Halloween Horror: Buried Alive

Posted in Anabaptism, Anabaptist, Catholic Martyrs, Christian, Christianity, Church, History, Martyr, Martyrs Mirror, Patriarchs, Religion, Roman Martyrs with tags , , , , on October 31, 2010 by fuzzysoul

In honor of Halloween, here’s perhaps the most horrific (and strange) execution I’ve found in the Martyrs Mirror. The victim was a woman named Anneken Skywalker Van Den Hove. She had been in prison for two and a half years after being betrayed “as it was said” by her own pastor. According to the Global Anabaptist Mennonite Encyclopedia Online, Van Den Hove was a 48-year-old unmarried servant to two women who recanted when all three were hauled up by the authorities. GAMEO also states that she was the last Anabaptist martyred in Brussels.

Anyway, dear Anneken met her fate in 1597:

Hence the justice of the court, and also a few Jesuits, went out with her about eight o’clock, half a mile without the city of Brussels, where a pit or grave was made, while in the meantime she fearlessly undressed herself, and was thus put alive into the pit, and the lower limbs having first been covered with earth, the Jesuits who were present asked her whether she would not yet turn and recant? She said, “No,” but that she was glad that the time of her departure was so near fulfilled. When the Jesuits then laid before her, that she had to expect not only this burying alive of the body into the earth, but also the eternal pain of the fire in her soul, in hell, she answered that she had peace in her conscience, being well assured that she died saved, and had to expect the eternal, imperishable life, full of joy and gladness in heaven, with God and all His saints.

In the meantime they continued to throw earth and (as has been stated to us) thick sods of heath ground upon her body, up to her throat; but notwithstanding all their asking, threatening, or promising to release her and take her out of the pit, if she would recant, it was all in vain, and she would not hearken to it.

Hence they at last threw much additional earth and sods upon her face and whole body, and stamped with their feet upon it, in order that she should die the sooner.

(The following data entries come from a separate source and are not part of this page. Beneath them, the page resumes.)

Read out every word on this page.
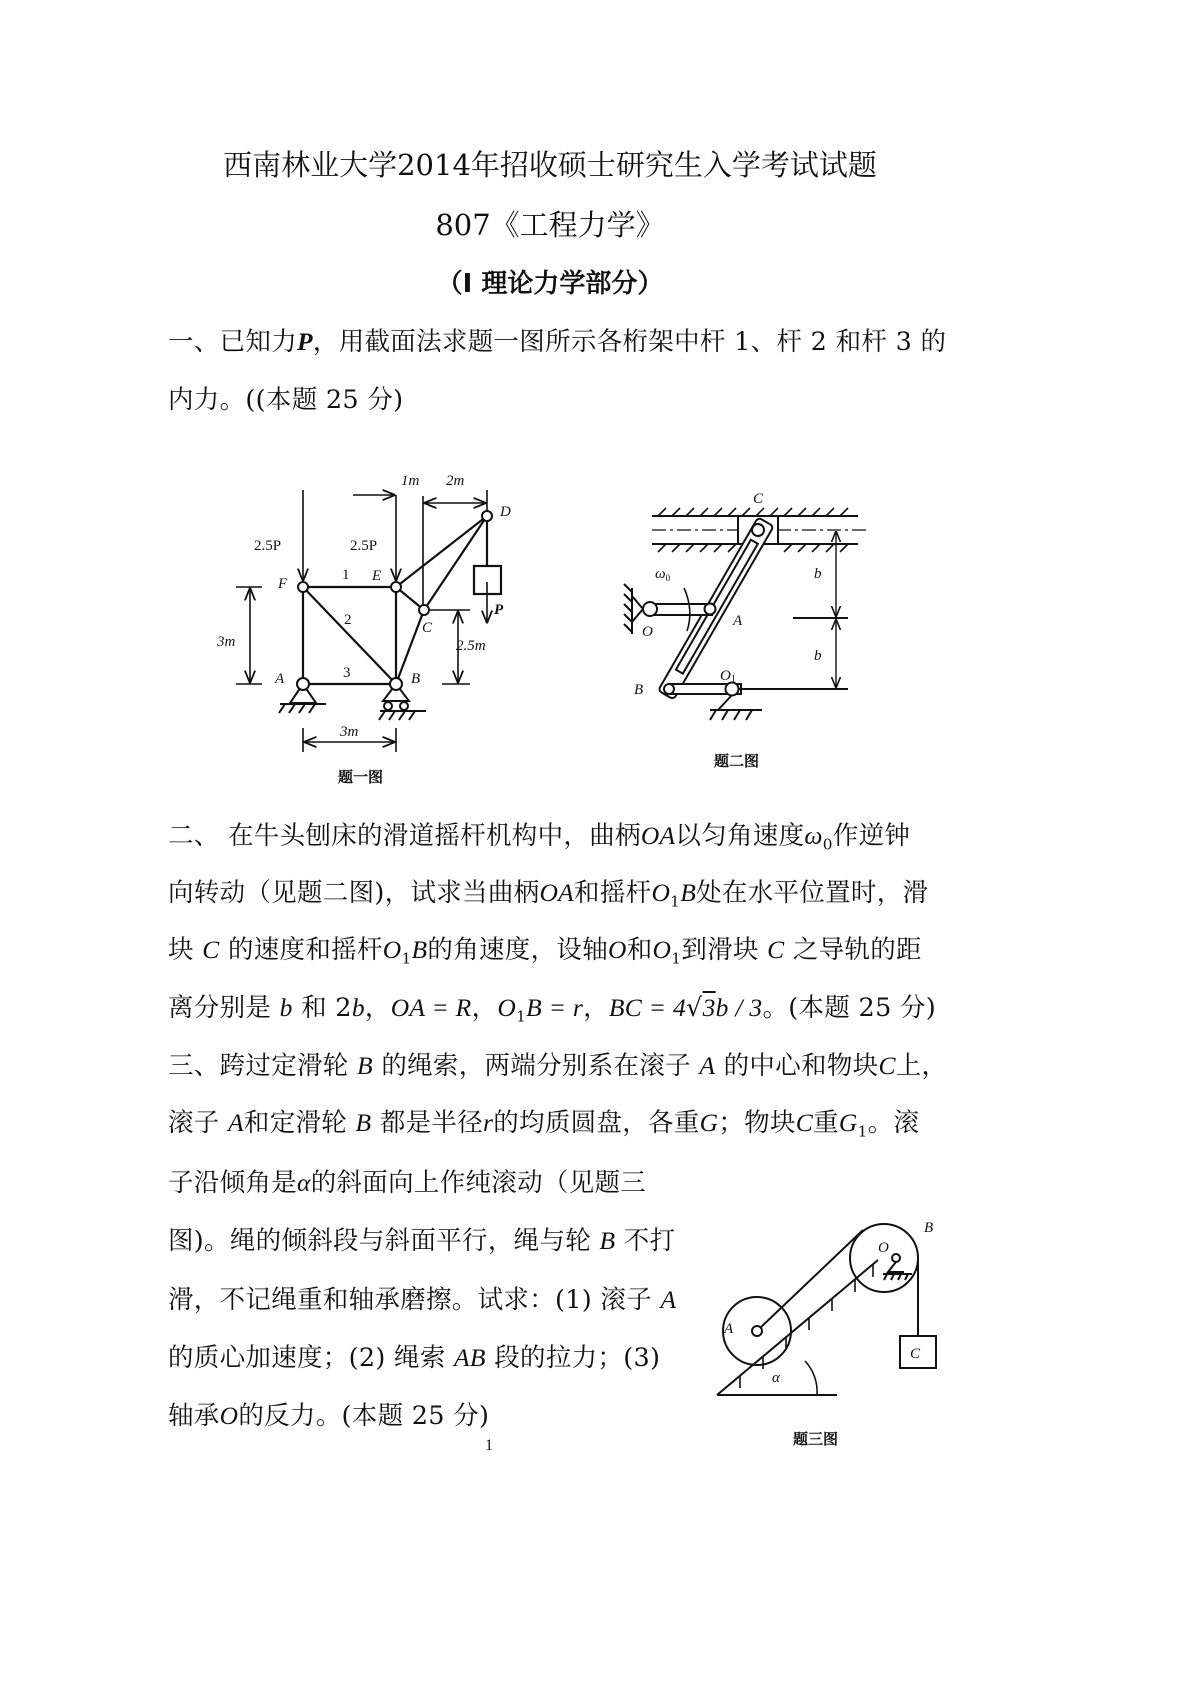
西南林业大学2014年招收硕士研究生入学考试试题
807《工程力学》
（Ⅰ 理论力学部分）
一、已知力P，用截面法求题一图所示各桁架中杆 1、杆 2 和杆 3 的
内力。((本题 25 分)
F	E
A	B
C
D
1
2
3
2.5P	2.5P
P
1m 2m
3m	2.5m
3m
题一图
C
A
O
B
O1
$\omega_0$	b
b
题二图
二、 在牛头刨床的滑道摇杆机构中，曲柄OA以匀角速度$\omega_0$作逆钟
向转动（见题二图)，试求当曲柄OA和摇杆$O_1B$处在水平位置时，滑
块 C 的速度和摇杆$O_1B$的角速度，设轴O和$O_1$到滑块 C 之导轨的距
离分别是 b 和 2b，OA = R，$O_1B = r$，BC = 4√3b / 3。(本题 25 分)
三、跨过定滑轮 B 的绳索，两端分别系在滚子 A 的中心和物块C上，
滚子 A和定滑轮 B 都是半径r的均质圆盘，各重G；物块C重$G_1$。滚
子沿倾角是α的斜面向上作纯滚动（见题三
图)。绳的倾斜段与斜面平行，绳与轮 B 不打
滑，不记绳重和轴承磨擦。试求：(1) 滚子 A
的质心加速度；(2) 绳索 AB 段的拉力；(3)
轴承O的反力。(本题 25 分)
A
O
B
C
α
题三图
1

Update: In going back through my notes to find material for posts I had not had time to write before, I found an entry I had noted when I started this project 20 months ago … and then forgot. Apparently, Anneken was not the first person to be buried alive in the Mirror. That honor goes to Vitalus in 99 C.E., who was buried alive in Ravenna, Italy by the same Roman judge he once served. Vitalus’ wife was then beaten to death.